Each of them gave inspiring contributions, and the students, including Ben and I, learned many new things and were inspired to think about our own research from a bunch of new angles.

Thus, from our perspective the course was a success. All Ph.D students completed the course, the content and teaching styles were diverse and the students were actively engaged in their own learning. The anonymous student feedback was also positive. The mean overall course score was 3.94 in a scale between 1 – 5 where 4 = Excellent! Interesting and covered all relevant information. Students scored the overall difficulty of the course at 3.13, where 3 = The right level of difficulty. We also asked students anonymously in the evaluation whether they would recommend this course to a colleague. 100% of respondents replied ‘Yes. Our aim was to teach the course in an active learning style (see Handelsman et al. 2004, Science), and we encouraged all contributors to involve discussions and student-centred learning techniques where possible. This style received very positive feedback from students: In response to the two questions “Comments generally about the course/What did you like about the course?” 14/16 completed feedback forms spontaneously praised the interactive approach and our use of discussion within classes to facilitate learning.

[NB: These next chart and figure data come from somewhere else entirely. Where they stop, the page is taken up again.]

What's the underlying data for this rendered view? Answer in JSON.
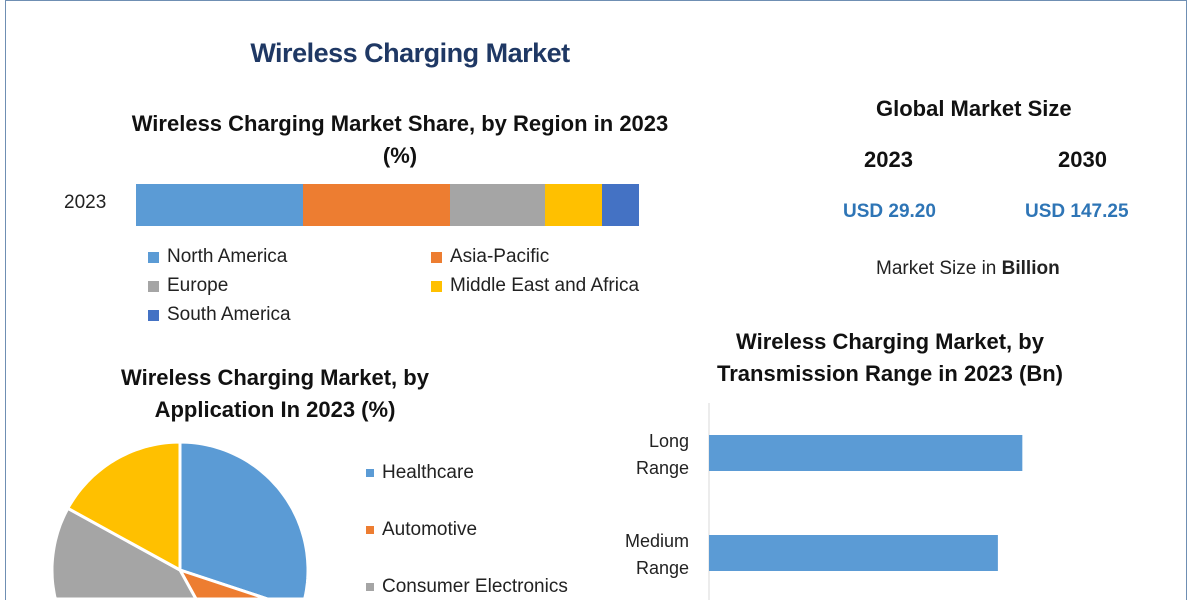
{
  "title": "Wireless Charging Market",
  "global": {
    "heading": "Global Market Size",
    "year1": "2023",
    "year2": "2030",
    "value1": "USD 29.20",
    "value2": "USD 147.25",
    "note_prefix": "Market Size in ",
    "note_bold": "Billion",
    "value_color": "#2e75b6"
  },
  "chart_data": [
    {
      "type": "bar",
      "orientation": "horizontal-stacked",
      "title": "Wireless Charging Market Share, by Region in 2023 (%)",
      "categories": [
        "2023"
      ],
      "series": [
        {
          "name": "North America",
          "values": [
            33.2
          ],
          "color": "#5b9bd5"
        },
        {
          "name": "Asia-Pacific",
          "values": [
            29.2
          ],
          "color": "#ed7d31"
        },
        {
          "name": "Europe",
          "values": [
            18.9
          ],
          "color": "#a5a5a5"
        },
        {
          "name": "Middle East and Africa",
          "values": [
            11.3
          ],
          "color": "#ffc000"
        },
        {
          "name": "South America",
          "values": [
            7.4
          ],
          "color": "#4472c4"
        }
      ],
      "legend": "bottom"
    },
    {
      "type": "pie",
      "title": "Wireless Charging Market, by Application In 2023 (%)",
      "slices": [
        {
          "name": "Healthcare",
          "value": 38,
          "color": "#5b9bd5"
        },
        {
          "name": "Automotive",
          "value": 10,
          "color": "#ed7d31"
        },
        {
          "name": "Consumer Electronics",
          "value": 35,
          "color": "#a5a5a5"
        },
        {
          "name": "",
          "value": 17,
          "color": "#ffc000"
        }
      ],
      "legend": "right"
    },
    {
      "type": "bar",
      "orientation": "horizontal",
      "title": "Wireless Charging Market, by Transmission Range in 2023 (Bn)",
      "categories": [
        "Long Range",
        "Medium Range"
      ],
      "category_lines": [
        [
          "Long",
          "Range"
        ],
        [
          "Medium",
          "Range"
        ]
      ],
      "values": [
        14.1,
        13.0
      ],
      "xlim": [
        0,
        18
      ],
      "color": "#5b9bd5"
    }
  ]
}
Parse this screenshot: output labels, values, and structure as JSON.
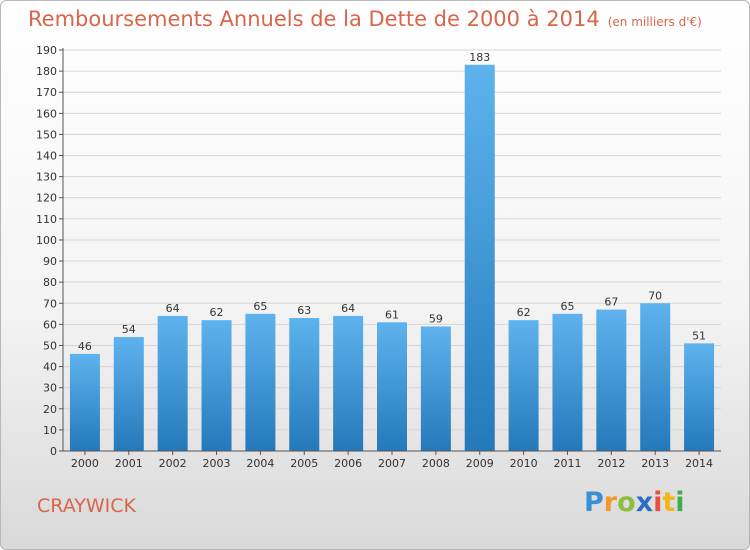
{
  "header": {
    "title": "Remboursements Annuels de la Dette de 2000 à 2014",
    "unit": "(en milliers d'€)"
  },
  "footer": {
    "town": "CRAYWICK",
    "logo": {
      "p": "P",
      "r": "r",
      "o": "o",
      "x": "x",
      "i": "i",
      "t": "t",
      "i2": "i"
    }
  },
  "colors": {
    "bar_top": "#5eb3ee",
    "bar_bottom": "#2479ba",
    "title": "#d9654a",
    "grid": "#d6d6d6"
  },
  "chart_data": {
    "type": "bar",
    "categories": [
      "2000",
      "2001",
      "2002",
      "2003",
      "2004",
      "2005",
      "2006",
      "2007",
      "2008",
      "2009",
      "2010",
      "2011",
      "2012",
      "2013",
      "2014"
    ],
    "values": [
      46,
      54,
      64,
      62,
      65,
      63,
      64,
      61,
      59,
      183,
      62,
      65,
      67,
      70,
      51
    ],
    "title": "Remboursements Annuels de la Dette de 2000 à 2014",
    "ylim": [
      0,
      190
    ],
    "yticks": [
      0,
      10,
      20,
      30,
      40,
      50,
      60,
      70,
      80,
      90,
      100,
      110,
      120,
      130,
      140,
      150,
      160,
      170,
      180,
      190
    ],
    "grid": true,
    "legend": "none"
  }
}
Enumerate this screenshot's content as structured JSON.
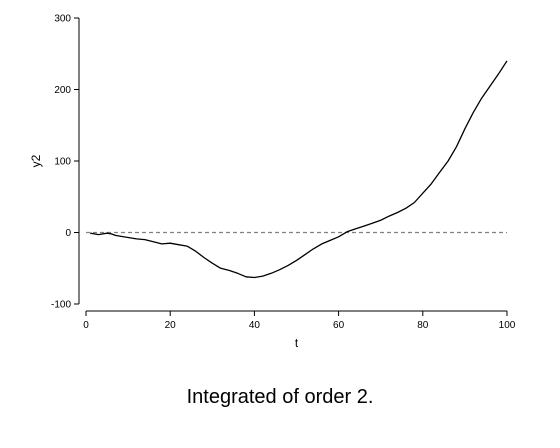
{
  "caption": "Integrated of order 2.",
  "chart_data": {
    "type": "line",
    "title": "",
    "xlabel": "t",
    "ylabel": "y2",
    "xlim": [
      0,
      100
    ],
    "ylim": [
      -100,
      300
    ],
    "x_ticks": [
      0,
      20,
      40,
      60,
      80,
      100
    ],
    "y_ticks": [
      -100,
      0,
      100,
      200,
      300
    ],
    "reference_line": {
      "y": 0,
      "style": "dashed",
      "color": "#808080"
    },
    "grid": false,
    "series": [
      {
        "color": "#000000",
        "x": [
          1,
          2,
          3,
          4,
          5,
          6,
          7,
          8,
          10,
          12,
          14,
          16,
          18,
          20,
          22,
          24,
          26,
          28,
          30,
          32,
          34,
          36,
          38,
          40,
          42,
          44,
          46,
          48,
          50,
          52,
          54,
          56,
          58,
          60,
          62,
          64,
          66,
          68,
          70,
          72,
          74,
          76,
          78,
          80,
          82,
          84,
          86,
          88,
          90,
          92,
          94,
          96,
          98,
          100
        ],
        "y": [
          -1,
          -2,
          -3,
          -2,
          -1,
          -2,
          -4,
          -5,
          -7,
          -9,
          -10,
          -13,
          -16,
          -15,
          -17,
          -19,
          -26,
          -35,
          -43,
          -50,
          -53,
          -57,
          -62,
          -63,
          -61,
          -57,
          -52,
          -46,
          -39,
          -31,
          -23,
          -16,
          -11,
          -6,
          1,
          5,
          9,
          13,
          17,
          23,
          28,
          34,
          42,
          55,
          68,
          84,
          100,
          120,
          145,
          168,
          188,
          205,
          222,
          240
        ]
      }
    ]
  }
}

Students were very positive about the opportunity to interact socially with one another and also the visiting lecturers, and enjoyed the research talks. The highest feedback score was for the ‘speed dating activity’ where students had 2 minutes in pairs to come up with an interesting collaboration. After the 2 minutes had passed students switched to a new partner and designed a new collaboration. This allowed everyone to apply their creative skills to generate new and exciting research questions and worked very well.

Critical feedback from the students

We also received important feedback on how we could improve the course should it run a second time. Many students found the data analysis workshops too intense and difficult, which is reflected in their lower mean scores (~3/5) compared to the more general classes. There were also requests for more examples from the invertebrate literature. Both of these issues raised could easily be addressed; in the first case by modifying the workshops to make them more inclusive and less software oriented; in the second case we could include a contributor working with an invertebrate system.

We also received positive feedback from the staff and visiting speakers involved in the course.

Ben and I would like to thank all the collaborators, in-house and external, for working so hard with us to make this course a success. The effort clearly paid off!

Below the statistics on the feedback:

Scoring: 5 = This was the best hour and a half of my waking life; 4 = Excellent! Interesting and covered all relevant information; 3 = Good, but could be improved; 2 = Not so inspiring; 1 = An effective substitute for water boarding

1 comment:

  1. I think you should be proud of yourself for doing this, and it will clearly benefit your future careers in terms of the great experience you got. So even though I was not involved in the course, it is my strong impression that it was very appreciated and welcome, and I am sure there will be a lot of interest that you run it again in the future. Congratulations and well done!